As noted by one broker, “I want to see more properties available as I have buyers but nothing available on the market.”
Brokerage respondents, in particular, observed the lack of properties on the selling block as owners sit back, awaiting more clarity on pricing and rates. Early quarter metrics from the LightBox RCM platform suggests that Q4 could signal a shift toward more seller activity. In Q3, property listings in the LightBox RCM platform declined 22% from Q3 2022. In October, however, property listings increased 9% year on year. It will be interesting to see if the increase in listings early in the quarter continues through year-end.
Industrial, Shopping Centers, Multifamily Attracting Interest
Respondents highlighted some key trends by asset class:
- Deteriorating investor interest in office due to hybrid/remote strategies;
- Growing concerns about office loan maturities;
- Continued evolution in the retail sector with high demand for suburban shopping centers;
- Favorable assessment of industrial out-performing other asset classes; and
- The expectation that multifamily will see healthy tenant demand and moderated rent growth.

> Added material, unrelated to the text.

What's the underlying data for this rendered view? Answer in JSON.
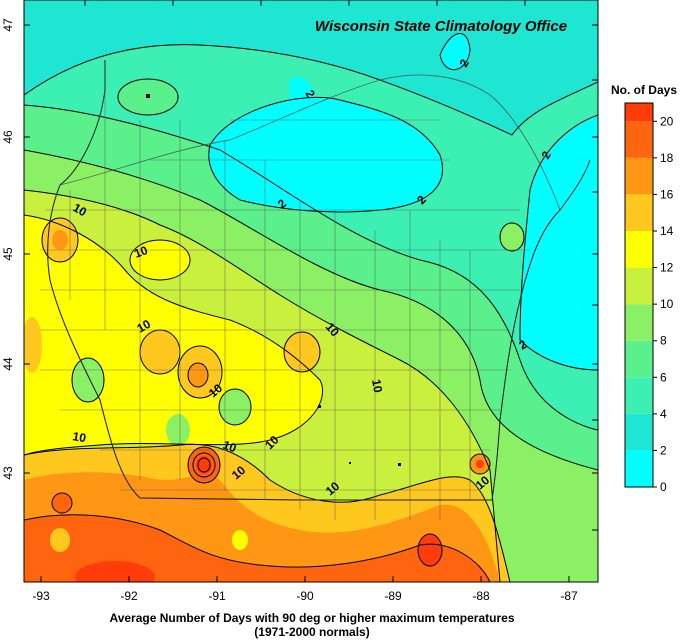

Many respondents noted the challenges of securing CRE loans with banks proceeding very cautiously with loan originations. As one observed, “The opportunity lies with investors who have cash. There will be some very attractive purchase opportunities as we wrap up 2023 and head into 2024.”

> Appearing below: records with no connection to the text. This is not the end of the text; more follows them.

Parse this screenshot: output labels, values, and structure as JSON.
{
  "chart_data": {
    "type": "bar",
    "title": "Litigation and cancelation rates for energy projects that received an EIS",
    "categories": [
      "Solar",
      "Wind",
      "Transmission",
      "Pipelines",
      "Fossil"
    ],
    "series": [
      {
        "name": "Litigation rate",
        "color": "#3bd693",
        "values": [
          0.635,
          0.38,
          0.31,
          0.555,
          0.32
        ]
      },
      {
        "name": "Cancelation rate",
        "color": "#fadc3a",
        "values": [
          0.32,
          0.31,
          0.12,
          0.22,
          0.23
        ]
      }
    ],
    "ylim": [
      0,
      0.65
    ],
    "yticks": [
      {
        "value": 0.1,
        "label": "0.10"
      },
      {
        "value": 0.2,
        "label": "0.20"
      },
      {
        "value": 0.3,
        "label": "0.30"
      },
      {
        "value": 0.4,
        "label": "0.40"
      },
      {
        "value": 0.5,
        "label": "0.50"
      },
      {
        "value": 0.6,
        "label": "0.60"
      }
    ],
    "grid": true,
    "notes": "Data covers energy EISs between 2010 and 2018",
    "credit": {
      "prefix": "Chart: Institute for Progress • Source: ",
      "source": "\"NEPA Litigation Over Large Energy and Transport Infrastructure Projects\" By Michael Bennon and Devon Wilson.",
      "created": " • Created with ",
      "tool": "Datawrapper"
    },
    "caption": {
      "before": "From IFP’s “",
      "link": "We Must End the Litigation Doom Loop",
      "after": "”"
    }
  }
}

2024 Hinges on Fed’s Policy
The survey results suggest that investors are likely to remain reluctant to move capital back into play as the market resets to new dynamics, notably, the “higher-for-longer” interest rate environment. Respondents had mixed views about the forecast:
“I would like to say I see a bright light heading our way in the industry, but I don’t think this will happen until mid- to late-2024.”
“I expect volumes for the first half of ’24 to remain muted, and transaction volume will stay low for as long as owners can hold on.”

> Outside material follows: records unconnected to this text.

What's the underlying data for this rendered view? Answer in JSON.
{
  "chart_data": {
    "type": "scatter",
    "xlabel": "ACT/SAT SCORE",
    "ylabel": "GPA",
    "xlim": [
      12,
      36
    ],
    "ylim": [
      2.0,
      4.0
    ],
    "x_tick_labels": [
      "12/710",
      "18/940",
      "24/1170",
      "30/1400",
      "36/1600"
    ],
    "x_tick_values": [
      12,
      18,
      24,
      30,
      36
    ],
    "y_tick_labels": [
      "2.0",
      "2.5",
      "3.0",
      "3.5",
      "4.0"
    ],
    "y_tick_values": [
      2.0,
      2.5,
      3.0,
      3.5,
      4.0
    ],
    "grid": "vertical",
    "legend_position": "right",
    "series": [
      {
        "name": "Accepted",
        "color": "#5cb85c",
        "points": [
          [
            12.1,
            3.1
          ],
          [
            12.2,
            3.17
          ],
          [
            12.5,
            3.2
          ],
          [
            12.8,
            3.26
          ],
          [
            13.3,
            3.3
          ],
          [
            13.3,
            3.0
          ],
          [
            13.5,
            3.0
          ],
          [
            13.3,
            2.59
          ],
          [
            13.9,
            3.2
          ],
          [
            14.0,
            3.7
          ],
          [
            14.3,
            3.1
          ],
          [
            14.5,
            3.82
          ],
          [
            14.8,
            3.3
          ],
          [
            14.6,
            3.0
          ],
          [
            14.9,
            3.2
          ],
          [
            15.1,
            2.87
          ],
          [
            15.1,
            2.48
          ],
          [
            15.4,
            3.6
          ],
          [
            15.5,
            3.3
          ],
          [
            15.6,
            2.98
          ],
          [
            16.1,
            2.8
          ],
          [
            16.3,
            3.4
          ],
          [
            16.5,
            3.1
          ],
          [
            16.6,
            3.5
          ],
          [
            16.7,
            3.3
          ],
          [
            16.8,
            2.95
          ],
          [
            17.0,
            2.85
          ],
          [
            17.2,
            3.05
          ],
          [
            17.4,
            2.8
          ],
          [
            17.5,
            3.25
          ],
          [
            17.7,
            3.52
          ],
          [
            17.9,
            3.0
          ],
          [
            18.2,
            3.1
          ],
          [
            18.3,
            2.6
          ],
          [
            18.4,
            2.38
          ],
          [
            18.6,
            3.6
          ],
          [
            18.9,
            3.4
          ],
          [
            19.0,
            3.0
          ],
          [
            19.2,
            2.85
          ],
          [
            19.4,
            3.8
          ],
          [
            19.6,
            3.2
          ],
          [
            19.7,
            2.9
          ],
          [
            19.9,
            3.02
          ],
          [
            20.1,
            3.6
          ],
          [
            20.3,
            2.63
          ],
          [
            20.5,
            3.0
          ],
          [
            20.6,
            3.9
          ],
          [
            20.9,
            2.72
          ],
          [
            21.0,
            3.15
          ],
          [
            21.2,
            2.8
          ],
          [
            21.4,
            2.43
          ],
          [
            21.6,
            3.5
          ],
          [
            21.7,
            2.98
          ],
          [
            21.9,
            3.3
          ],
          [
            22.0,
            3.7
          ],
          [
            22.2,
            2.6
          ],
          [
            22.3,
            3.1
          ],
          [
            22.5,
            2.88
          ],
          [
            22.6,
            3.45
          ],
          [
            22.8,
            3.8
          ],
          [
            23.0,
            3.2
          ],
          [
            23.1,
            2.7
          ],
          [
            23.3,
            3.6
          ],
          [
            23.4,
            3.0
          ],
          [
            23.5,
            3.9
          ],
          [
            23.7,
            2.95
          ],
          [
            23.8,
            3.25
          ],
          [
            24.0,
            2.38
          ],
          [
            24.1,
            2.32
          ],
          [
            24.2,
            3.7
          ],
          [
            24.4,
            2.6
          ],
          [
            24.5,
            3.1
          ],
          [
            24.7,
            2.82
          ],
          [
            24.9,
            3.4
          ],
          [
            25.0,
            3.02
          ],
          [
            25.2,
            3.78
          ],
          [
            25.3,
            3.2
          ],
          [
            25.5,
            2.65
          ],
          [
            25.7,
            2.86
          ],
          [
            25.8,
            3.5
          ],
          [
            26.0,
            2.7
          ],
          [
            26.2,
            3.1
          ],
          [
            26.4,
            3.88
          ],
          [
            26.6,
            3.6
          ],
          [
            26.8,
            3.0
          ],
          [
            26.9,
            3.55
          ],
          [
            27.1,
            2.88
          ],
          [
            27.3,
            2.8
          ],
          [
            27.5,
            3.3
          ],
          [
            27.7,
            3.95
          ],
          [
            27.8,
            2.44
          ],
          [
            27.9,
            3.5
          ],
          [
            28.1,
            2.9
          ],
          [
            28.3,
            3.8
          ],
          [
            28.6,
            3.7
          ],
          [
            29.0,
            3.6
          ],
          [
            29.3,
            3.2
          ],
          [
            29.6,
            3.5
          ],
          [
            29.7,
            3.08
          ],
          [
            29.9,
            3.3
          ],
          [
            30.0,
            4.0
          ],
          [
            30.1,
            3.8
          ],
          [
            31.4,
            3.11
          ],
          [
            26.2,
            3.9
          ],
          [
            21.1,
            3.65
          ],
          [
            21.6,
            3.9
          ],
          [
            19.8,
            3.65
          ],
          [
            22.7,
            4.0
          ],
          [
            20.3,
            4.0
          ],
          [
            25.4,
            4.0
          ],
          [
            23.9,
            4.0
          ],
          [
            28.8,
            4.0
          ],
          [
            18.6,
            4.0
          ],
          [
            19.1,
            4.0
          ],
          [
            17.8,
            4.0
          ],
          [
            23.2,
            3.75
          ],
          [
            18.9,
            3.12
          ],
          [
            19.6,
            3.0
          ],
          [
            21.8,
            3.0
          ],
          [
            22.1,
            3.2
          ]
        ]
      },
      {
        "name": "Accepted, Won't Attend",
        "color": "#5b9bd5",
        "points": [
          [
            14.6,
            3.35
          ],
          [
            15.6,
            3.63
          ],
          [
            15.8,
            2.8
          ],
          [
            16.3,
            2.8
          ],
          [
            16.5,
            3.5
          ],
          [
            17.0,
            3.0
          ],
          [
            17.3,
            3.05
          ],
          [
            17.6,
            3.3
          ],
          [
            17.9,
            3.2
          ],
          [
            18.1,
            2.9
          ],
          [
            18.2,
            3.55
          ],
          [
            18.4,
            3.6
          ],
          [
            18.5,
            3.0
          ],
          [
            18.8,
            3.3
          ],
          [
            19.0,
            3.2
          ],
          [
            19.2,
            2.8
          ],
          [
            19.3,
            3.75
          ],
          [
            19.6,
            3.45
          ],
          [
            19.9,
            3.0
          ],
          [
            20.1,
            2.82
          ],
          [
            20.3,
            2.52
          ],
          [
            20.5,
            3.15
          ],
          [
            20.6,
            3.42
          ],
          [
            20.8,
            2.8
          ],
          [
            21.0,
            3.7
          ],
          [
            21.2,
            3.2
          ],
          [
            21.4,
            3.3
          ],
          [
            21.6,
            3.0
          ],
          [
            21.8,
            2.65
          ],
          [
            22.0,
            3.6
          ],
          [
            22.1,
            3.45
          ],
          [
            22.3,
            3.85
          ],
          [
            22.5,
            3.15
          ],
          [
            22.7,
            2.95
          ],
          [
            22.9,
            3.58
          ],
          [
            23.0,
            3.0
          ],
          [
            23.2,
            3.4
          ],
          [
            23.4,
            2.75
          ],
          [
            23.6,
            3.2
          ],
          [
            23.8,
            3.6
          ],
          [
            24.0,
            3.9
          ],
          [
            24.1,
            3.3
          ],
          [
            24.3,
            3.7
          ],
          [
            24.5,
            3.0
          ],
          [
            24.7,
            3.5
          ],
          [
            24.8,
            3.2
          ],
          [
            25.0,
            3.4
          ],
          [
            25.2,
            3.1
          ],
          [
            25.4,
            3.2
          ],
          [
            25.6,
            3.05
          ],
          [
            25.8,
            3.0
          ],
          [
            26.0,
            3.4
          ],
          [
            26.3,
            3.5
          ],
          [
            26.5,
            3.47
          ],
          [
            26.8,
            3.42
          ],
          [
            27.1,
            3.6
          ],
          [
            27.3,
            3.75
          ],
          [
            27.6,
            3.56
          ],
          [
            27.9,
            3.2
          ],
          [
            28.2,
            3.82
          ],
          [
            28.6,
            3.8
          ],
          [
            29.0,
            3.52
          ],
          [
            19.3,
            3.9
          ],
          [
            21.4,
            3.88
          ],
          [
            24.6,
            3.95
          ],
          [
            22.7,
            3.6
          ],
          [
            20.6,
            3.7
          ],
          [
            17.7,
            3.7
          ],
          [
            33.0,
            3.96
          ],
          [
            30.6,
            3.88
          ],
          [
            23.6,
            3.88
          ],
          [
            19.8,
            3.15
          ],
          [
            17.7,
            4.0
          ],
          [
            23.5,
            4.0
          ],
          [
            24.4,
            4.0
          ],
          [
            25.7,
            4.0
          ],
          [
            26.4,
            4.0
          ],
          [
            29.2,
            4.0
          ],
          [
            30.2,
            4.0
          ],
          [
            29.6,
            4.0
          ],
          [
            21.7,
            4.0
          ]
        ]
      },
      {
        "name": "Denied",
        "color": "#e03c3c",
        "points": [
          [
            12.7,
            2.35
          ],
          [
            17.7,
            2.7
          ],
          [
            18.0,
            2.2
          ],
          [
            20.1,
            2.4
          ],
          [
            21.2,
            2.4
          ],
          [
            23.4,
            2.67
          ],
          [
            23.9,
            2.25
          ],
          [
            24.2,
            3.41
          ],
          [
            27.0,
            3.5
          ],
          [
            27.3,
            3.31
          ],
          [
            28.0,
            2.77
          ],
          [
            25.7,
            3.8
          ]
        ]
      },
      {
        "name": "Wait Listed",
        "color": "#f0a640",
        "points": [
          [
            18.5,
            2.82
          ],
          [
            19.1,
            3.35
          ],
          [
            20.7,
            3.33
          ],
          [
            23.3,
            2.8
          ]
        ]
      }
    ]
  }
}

“Until rates come down, I don’t see anything but slow conditions at least until the 3rd quarter of next year, and possibly some properties being sold out of necessity.”
“Everything feels frozen. I expect things will begin to thaw, either due to increased confidence from investors or increased distress if/when banks are forced to deal with assets that may have declined in value that have owners pressured with high interest rates and insurance expenses.”
“Investors who have been patiently waiting on the sidelines will finally get their moment to pounce. Depending on the election outcome, this could all change if interest rates drop back to near zero.”
The New Reality
In 2023, all eyes were on the Fed as interest rates continued to rise, creating an uncertain market dynamic that discouraged lending and investment. Over the past several months, the Fed opted to pause on raising the benchmark federal funds rates further but left the door open for still more hikes. Now, with 2024 around the corner, the market is forced to come to terms with the new reality: high interest rates are here to stay. Asset pricing equilibrium will settle on levels that account for higher rates and operating costs, narrowing the disconnect between buyers and sellers, and spur a new round of investment. But when? And by how much? remains anyone’s guess. The consensus of the survey respondents across multiple LightBox client sectors is that deal flow will be constrained over the near term, and 2024 will bring a slow thaw in investment activity, but only after interest rate clarity and stability emerges.